The checkpoint is reduced:
cplist --lscp
In this sample output, the checkpoint is on 12 of the 13 nodes:
cp.20190512172440 Sun May 12 13:24:40 2019 valid --- --- nodes 12/13 stripes 342457Cause
The suspended disk on the storage node caused the checkpoint to be incomplete (12/13 nodes), therefore the checkpoint validation (hfscheck) is reduced, and takes longer to complete.
Resolution
1. Verify that all disks on the affected storage node are online before proceeding.
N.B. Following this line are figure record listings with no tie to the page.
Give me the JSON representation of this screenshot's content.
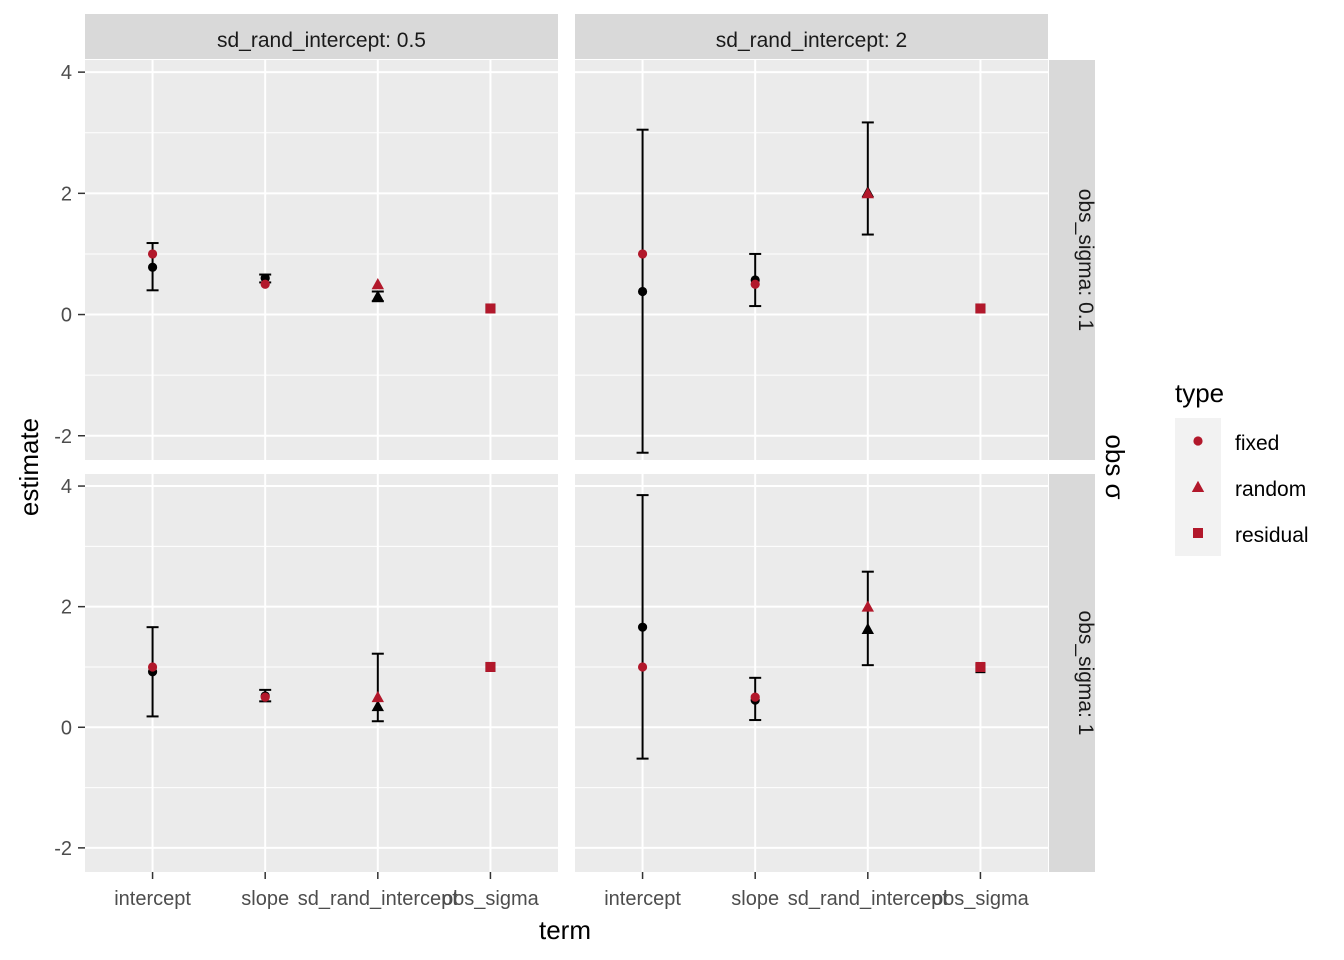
{
  "chart_data": {
    "type": "scatter",
    "facet_cols": {
      "variable": "sd_rand_intercept",
      "labels": [
        "sd_rand_intercept: 0.5",
        "sd_rand_intercept: 2"
      ]
    },
    "facet_rows": {
      "variable": "obs_sigma",
      "labels": [
        "obs_sigma: 0.1",
        "obs_sigma: 1"
      ],
      "title": "obs σ"
    },
    "categories": [
      "intercept",
      "slope",
      "sd_rand_intercept",
      "obs_sigma"
    ],
    "xlabel": "term",
    "ylabel": "estimate",
    "ylim": [
      -2.4,
      4.2
    ],
    "yticks": [
      -2,
      0,
      2,
      4
    ],
    "grid": true,
    "legend": {
      "title": "type",
      "position": "right",
      "entries": [
        {
          "label": "fixed",
          "shape": "circle"
        },
        {
          "label": "random",
          "shape": "triangle"
        },
        {
          "label": "residual",
          "shape": "square"
        }
      ]
    },
    "colors": {
      "truth": "#b2182b",
      "estimate": "#000000",
      "panel_bg": "#ebebeb",
      "strip_bg": "#d9d9d9",
      "grid": "#ffffff"
    },
    "panels": [
      {
        "row": 0,
        "col": 0,
        "true_values": [
          1,
          0.5,
          0.5,
          0.1
        ],
        "estimates": [
          0.78,
          0.6,
          0.3,
          0.1
        ],
        "conf_low": [
          0.4,
          0.53,
          0.22,
          null
        ],
        "conf_high": [
          1.18,
          0.66,
          0.38,
          null
        ]
      },
      {
        "row": 0,
        "col": 1,
        "true_values": [
          1,
          0.5,
          2,
          0.1
        ],
        "estimates": [
          0.38,
          0.57,
          2.02,
          0.1
        ],
        "conf_low": [
          -2.28,
          0.14,
          1.32,
          null
        ],
        "conf_high": [
          3.05,
          1.0,
          3.17,
          null
        ]
      },
      {
        "row": 1,
        "col": 0,
        "true_values": [
          1,
          0.5,
          0.5,
          1
        ],
        "estimates": [
          0.92,
          0.52,
          0.35,
          1.0
        ],
        "conf_low": [
          0.18,
          0.43,
          0.1,
          null
        ],
        "conf_high": [
          1.66,
          0.62,
          1.22,
          null
        ]
      },
      {
        "row": 1,
        "col": 1,
        "true_values": [
          1,
          0.5,
          2,
          1
        ],
        "estimates": [
          1.66,
          0.45,
          1.63,
          0.98
        ],
        "conf_low": [
          -0.52,
          0.12,
          1.03,
          null
        ],
        "conf_high": [
          3.85,
          0.82,
          2.58,
          null
        ]
      }
    ],
    "term_types": [
      "fixed",
      "fixed",
      "random",
      "residual"
    ]
  }
}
2. Verify that all stripes are online per Avamar: Suspended Partitions, Stripes, and Hfscheck Failures on Avamar
3. Terminate the running hfshceck:
avmaint hfscheckstop --ava
4. Put the grid into a controlled state per Avamar: How to Set the Avamar Server into a Known Controlled State)
5. Create a checkpoint:
avmaint checkpoint --ava --wait
6. Verify that the checkpoint created successfully by using one of the following commands:
status.dpn |grep "Last checkpoint"
Last checkpoint: cp.20190514140904 finished Tue May 14 07:09:26 2019 after 00m 22s (OK)
-- Or --
avmaint cpstatus
<?xml version="1.0" encoding="UTF-8" standalone="yes"?>
<cpstatus
generation-time="1777352670"
tag="cp.20190514140904"
status="completed"
stripes-completed="393"
stripes-total="393"
start-time="1777298944"
end-time="1777298966"
result="OK"
refcount="13"/>
7. Verify that the checkpoint is not reduced:
cplist --lscp
In this sample output, the checkpoint is on all 13 nodes:
cp.20190512172440 Tue May 14 13:24:40 2019 valid --- --- nodes 13/13 stripes 342457
8. Run an hfshceck on the newly created checkpoint:
avmaint hfscheck --ava
(The prompt only returns once the initial phase of the hfshceck has completed.)
9. Monitor the hfshceck to completion:
watch -n 60 avmaint hfscheckstatus
10. Acknowledge any data integrity alerts:
mccli event clear-data-integrity-alerts --reset-code=AVAMARDATAOK
11. Return the grid to production state (See Avamar: How to Set the Avamar Server into a Known Controlled State).